Tuesday, 16 June 2015

Book Review: All the Bright Places by Jennifer Niven

Read: June 11 - 12   Verdict: 4.2 stars

"The fact is I was sick, but not in an easily explained flu kind of way. It's my experience that people are a lot more sympathetic if they can see you hurting, and for the millionth time in my life I wish for measles or smallpox or some other recognizable disease just to make it simple for me and also for them. Anything would be better than the truth." 

All the Bright Places tells the story of Theodore Finch and Violet Markey. Two teenagers who meet on the top of the school bell-tower, contemplating jumping and ending their lives. While Finch is plagued by depressesion, Violet is still mourning the death of her older sister. They become unlikely friends and allies, and as Finch brings Violet on a journey, she begins to enjoy life again. But Finch's darkness is still threatening to overcome him and Violet may not be enough.

This is a story about a girl who learns to live from a boy who wants to die.

From the get go, Finch is a completely different character than I thought he would be. I has placed him into the category of stereotypical depressive teenager - moody, probably dresses in black, shy and nerdy. But he's none of those things. Finch pops out of the pages of this book in a kaleidoscope of colour. He is expressive, excited, courageous, mysterious, adventurous. He is strong, and tall and darkly good-looking. He even has a little bit of a reputation among girls and an even bigger one in the school hallways. While people may not know what Finch looks like, everyone knows who Finch is.

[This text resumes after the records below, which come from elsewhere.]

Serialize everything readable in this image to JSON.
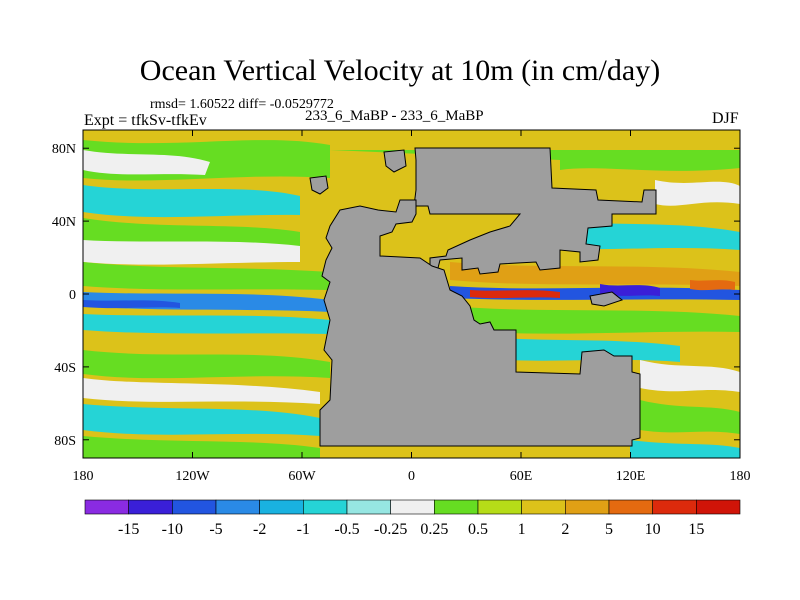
{
  "chart_data": {
    "type": "heatmap",
    "title": "Ocean Vertical Velocity at 10m (in cm/day)",
    "stats_text": "rmsd= 1.60522 diff= -0.0529772",
    "expt_text": "Expt = tfkSv-tfkEv",
    "experiment_pair": "233_6_MaBP - 233_6_MaBP",
    "season": "DJF",
    "x_ticks": [
      {
        "value": -180,
        "label": "180"
      },
      {
        "value": -120,
        "label": "120W"
      },
      {
        "value": -60,
        "label": "60W"
      },
      {
        "value": 0,
        "label": "0"
      },
      {
        "value": 60,
        "label": "60E"
      },
      {
        "value": 120,
        "label": "120E"
      },
      {
        "value": 180,
        "label": "180"
      }
    ],
    "y_ticks": [
      {
        "value": 80,
        "label": "80N"
      },
      {
        "value": 40,
        "label": "40N"
      },
      {
        "value": 0,
        "label": "0"
      },
      {
        "value": -40,
        "label": "40S"
      },
      {
        "value": -80,
        "label": "80S"
      }
    ],
    "xlim": [
      -180,
      180
    ],
    "ylim": [
      -90,
      90
    ],
    "colorbar": {
      "levels": [
        "-15",
        "-10",
        "-5",
        "-2",
        "-1",
        "-0.5",
        "-0.25",
        "0.25",
        "0.5",
        "1",
        "2",
        "5",
        "10",
        "15"
      ],
      "colors": [
        "#8a2be2",
        "#3a1fd8",
        "#2255e0",
        "#2a8ae6",
        "#19b2e0",
        "#25d4d6",
        "#96e6e2",
        "#f0f0f0",
        "#66dd22",
        "#b6dc18",
        "#dcc21a",
        "#e0a015",
        "#e46a10",
        "#dc2a0c",
        "#d01408"
      ]
    },
    "land_color": "#9e9e9e"
  }
}
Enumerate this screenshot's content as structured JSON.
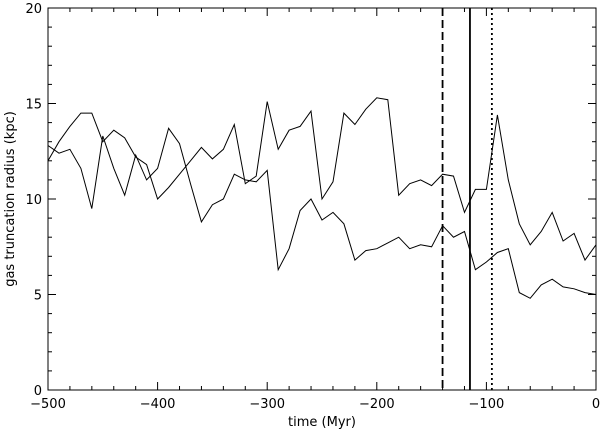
{
  "chart_data": {
    "type": "line",
    "xlabel": "time (Myr)",
    "ylabel": "gas truncation radius (kpc)",
    "xlim": [
      -500,
      0
    ],
    "ylim": [
      0,
      20
    ],
    "x_ticks": [
      -500,
      -400,
      -300,
      -200,
      -100,
      0
    ],
    "y_ticks": [
      0,
      5,
      10,
      15,
      20
    ],
    "grid": false,
    "series": [
      {
        "x": [
          -500,
          -490,
          -480,
          -470,
          -460,
          -450,
          -440,
          -430,
          -420,
          -410,
          -400,
          -390,
          -380,
          -370,
          -360,
          -350,
          -340,
          -330,
          -320,
          -310,
          -300,
          -290,
          -280,
          -270,
          -260,
          -250,
          -240,
          -230,
          -220,
          -210,
          -200,
          -190,
          -180,
          -170,
          -160,
          -150,
          -140,
          -130,
          -120,
          -110,
          -100,
          -90,
          -80,
          -70,
          -60,
          -50,
          -40,
          -30,
          -20,
          -10,
          0
        ],
        "y": [
          12.0,
          13.0,
          13.8,
          14.5,
          14.5,
          13.0,
          13.6,
          13.2,
          12.2,
          11.8,
          10.0,
          10.6,
          11.3,
          12.0,
          12.7,
          12.1,
          12.6,
          13.9,
          10.8,
          11.2,
          15.1,
          12.6,
          13.6,
          13.8,
          14.6,
          10.0,
          10.9,
          14.5,
          13.9,
          14.7,
          15.3,
          15.2,
          10.2,
          10.8,
          11.0,
          10.7,
          11.3,
          11.2,
          9.3,
          10.5,
          10.5,
          14.4,
          11.0,
          8.7,
          7.6,
          8.3,
          9.3,
          7.8,
          8.2,
          6.8,
          7.6
        ]
      },
      {
        "x": [
          -500,
          -490,
          -480,
          -470,
          -460,
          -450,
          -440,
          -430,
          -420,
          -410,
          -400,
          -390,
          -380,
          -370,
          -360,
          -350,
          -340,
          -330,
          -320,
          -310,
          -300,
          -290,
          -280,
          -270,
          -260,
          -250,
          -240,
          -230,
          -220,
          -210,
          -200,
          -190,
          -180,
          -170,
          -160,
          -150,
          -140,
          -130,
          -120,
          -110,
          -100,
          -90,
          -80,
          -70,
          -60,
          -50,
          -40,
          -30,
          -20,
          -10,
          0
        ],
        "y": [
          12.8,
          12.4,
          12.6,
          11.6,
          9.5,
          13.3,
          11.6,
          10.2,
          12.3,
          11.0,
          11.6,
          13.7,
          12.9,
          10.8,
          8.8,
          9.7,
          10.0,
          11.3,
          11.0,
          10.9,
          11.5,
          6.3,
          7.4,
          9.4,
          10.0,
          8.9,
          9.3,
          8.7,
          6.8,
          7.3,
          7.4,
          7.7,
          8.0,
          7.4,
          7.6,
          7.5,
          8.6,
          8.0,
          8.3,
          6.3,
          6.7,
          7.2,
          7.4,
          5.1,
          4.8,
          5.5,
          5.8,
          5.4,
          5.3,
          5.1,
          5.0
        ]
      }
    ],
    "vlines": [
      {
        "x": -140,
        "style": "dashed"
      },
      {
        "x": -115,
        "style": "solid"
      },
      {
        "x": -95,
        "style": "dotted"
      }
    ]
  }
}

I felt that the character of Finch was a beautiful way of putting it out there that depression isn't something that happens to a particular kind of person, in a particular part of society. It is something that can happen to everyone and anyone can be suffering from it...and just be really good at hiding it.

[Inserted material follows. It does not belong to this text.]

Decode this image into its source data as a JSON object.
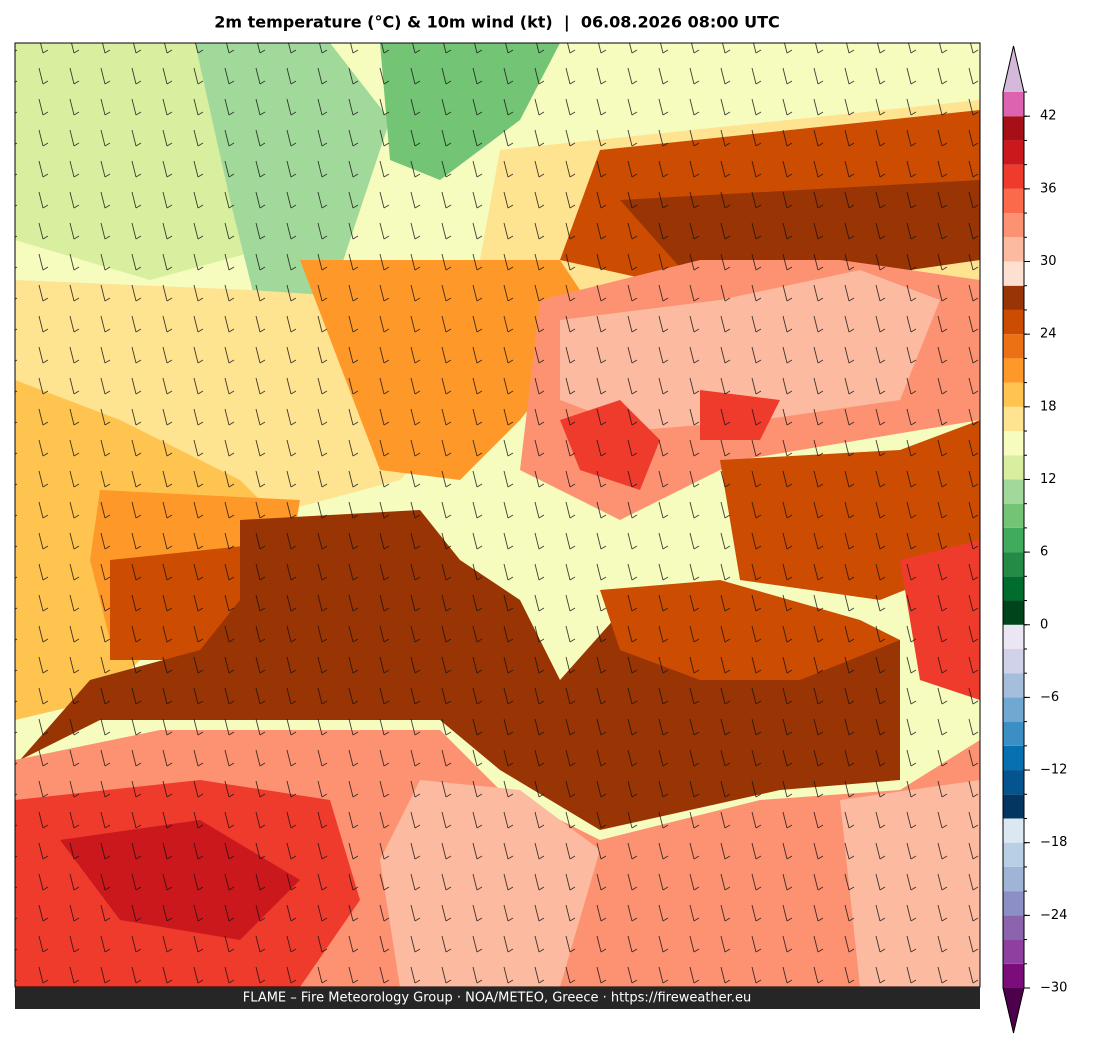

Finch's depression is told very well in that some days he is all bright rays of sunshine and ready to go and have an adventure. Other days he is overcome and can hardly even get out of bed. It completely consumes him, and his happy thoughts, in a way I found very realistic.

While I connected very well with Finch, I think in contrast to him, Violet fell rather flat for me. Beside Finch, she was nothing remarkable. Just an ordinary teenage girl, who happens to catch the eye of the school enigma. The only thing that really makes her stand out is her sadness for Eleanor and results of this loss.

While All the Bright Places tells a realistic story of depression, and clearly outlines the fact that sometimes you can't save somebody unless they really want to save themselves, I really wish I could have walked away from this book feeling a little bit happier.

All in all, a well-written novel with meaningful, real characters that tell a story that needs to be heard. And brings to light an issue that is becoming a huge problem and is one people need to start feeling okay to talk about. Getting help for any problems, mental or physical, is always an option and is never a problem. It's the best thing you can do.